Sin pistas iniciales
Lo que hace Andrea Pallaoro es, precisamente, apartarlos de una forma tan intensa, tan testaruda, que el tema es el ojo del huracán que lo devora todo. Durante una buena parte del metraje no se nos da ni una sola pista de por qué al marido de Hannah (Charlotte Rampling), anciano adusto y venerable, lo encierran en la cárcel. La cámara es la única compañía de esa mujer que sigue con su vida como un zombi seguiría con sus hábitos alimenticios: comiéndose a sí mismo. Sola, siempre sola, se enfrenta a lo cotidiano mecánicamente: cocina, asiste a su taller de teatro, trabaja como niñera y asistenta en una casa lujosa, practica natación, coge el metro y visita a su marido en la cárcel con la eficacia triste, un punto alucinada, de quien sabe que al otro lado solo hay silencio. La pederastia emerge de forma lateral, por una visita inoportuna a la que no se abre la puerta, por las llamadas desatendidas de su hijo, y a partir de ahí el espectador tiene que atar cabos sueltos, entender que la delgada inexpresividad de Rampling es, en realidad, ese agujero negro que ha dejado lo innombrable, una mancha, un error imperdonable.
Pocas actrices podrían haberse enfrentado a Hannah con la autoridad con que lo hace Rampling. Autoridad humilde, porque así es su personaje. Mientras vemos la película nos asalta la idea de que Rampling podría haber sido una excelente Jeanne Dielman si, en 1975, hubiera tenido la edad de Delphine Seyrig. En la película de Chantal Akerman también había una catarsis, y también se nos decía que el ama de casa vive en su particular prisión, la del trabajo sometido al patriarcado.

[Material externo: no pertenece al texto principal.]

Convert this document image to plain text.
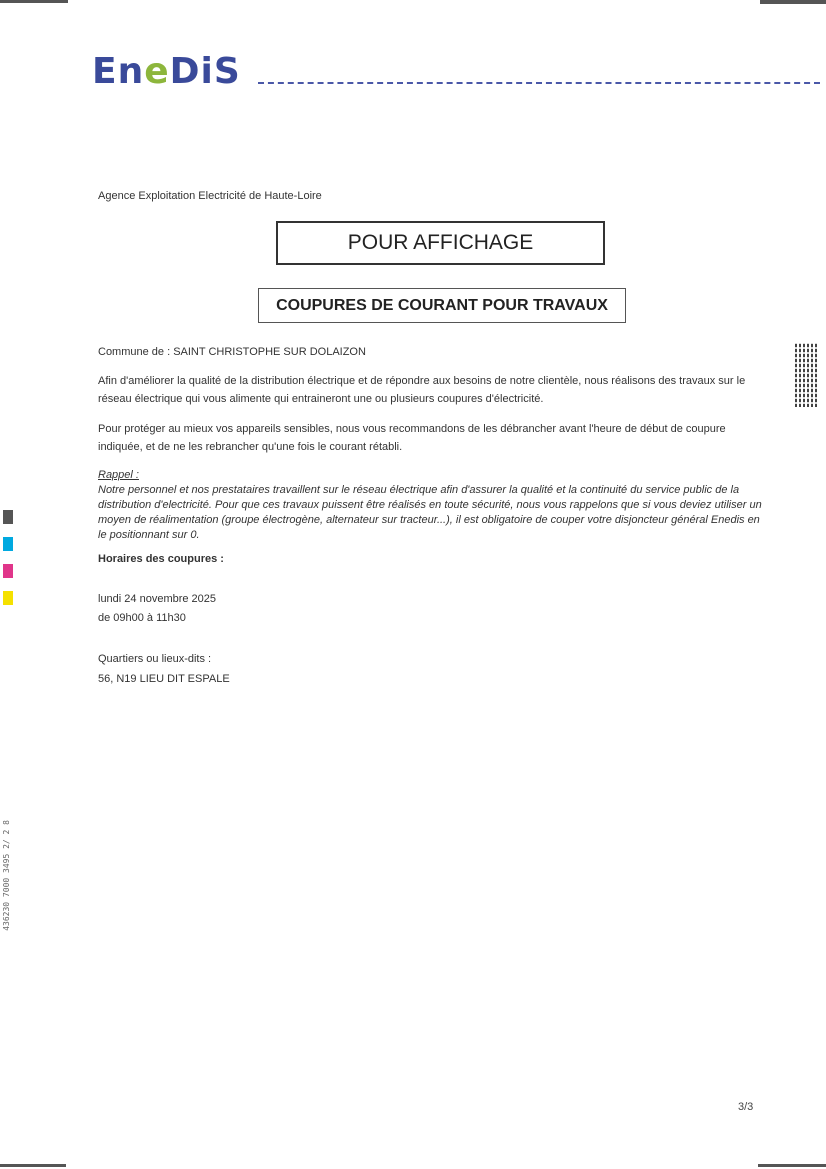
EneDiS
Agence Exploitation Electricité de Haute-Loire
POUR AFFICHAGE
COUPURES DE COURANT POUR TRAVAUX
Commune de : SAINT CHRISTOPHE SUR DOLAIZON
Afin d'améliorer la qualité de la distribution électrique et de répondre aux besoins de notre clientèle, nous réalisons des travaux sur le réseau électrique qui vous alimente qui entraineront une ou plusieurs coupures d'électricité.
Pour protéger au mieux vos appareils sensibles, nous vous recommandons de les débrancher avant l'heure de début de coupure indiquée, et de ne les rebrancher qu'une fois le courant rétabli.
Rappel :
Notre personnel et nos prestataires travaillent sur le réseau électrique afin d'assurer la qualité et la continuité du service public de la distribution d'electricité. Pour que ces travaux puissent être réalisés en toute sécurité, nous vous rappelons que si vous deviez utiliser un moyen de réalimentation (groupe électrogène, alternateur sur tracteur...), il est obligatoire de couper votre disjoncteur général Enedis en le positionnant sur 0.
Horaires des coupures :
lundi 24 novembre 2025
de 09h00 à 11h30
Quartiers ou lieux-dits :
56, N19 LIEU DIT ESPALE
3/3
436230 7000 3495 2/ 2 8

Algo de ese sometimiento –una forma de la confianza ciega– hay en la actitud de Hannah, aunque el gran hallazgo de la notable película de Andrea Pallaoro no es utilizar la pederastia para articular una parábola feminista sino para demostrar que los culpables acaban en la cárcel pero la auténtica prisión es la que espera fuera, el mundo entero, ese que ha encerrado a Hannah en un cementerio y escupe sobre su tumba.
Fatalismo romántico
Fuera de concurso, «La fidèle» demostraba que: a/Mattias Schoenaerts es un actor estupendo; b/Adèle Exarchopoulos es menos de lo que prometía; y c/Hay películas que deberían durar una hora. En efecto, la primera parte del filme no es novedosa pero se ve con agrado. El ladrón de bancos (tuvo una infancia difícil) que conoce a la chica perfecta (tan adicta al peligro como él, porque es piloto de coches de carreras), y que está dispuesto a dejar su vida criminal, a alejarse de las malas influencias de los de su banda (ese nefasto último golpe), para sentar la cabeza: un escenario clásico, vagamente teñido de fatalismo romántico, en el que reconocemos la mano del guionista de Jacques Audiard, Thomas Bidegain. Ahora bien, cuando Michael R. Röskam, al que le debemos haber descubierto a Schoenaerts en «Bullhead», decide dar un giro de 180 grados hacia el melodrama improbable, con gangsters ubicuos, fugas insensatas, una inoportuna fobia a los perros y un cáncer de por medio, la película se lanza por el barranco del ridículo sin temer las consecuencias, que no son otras que el tedio y la risa involuntaria.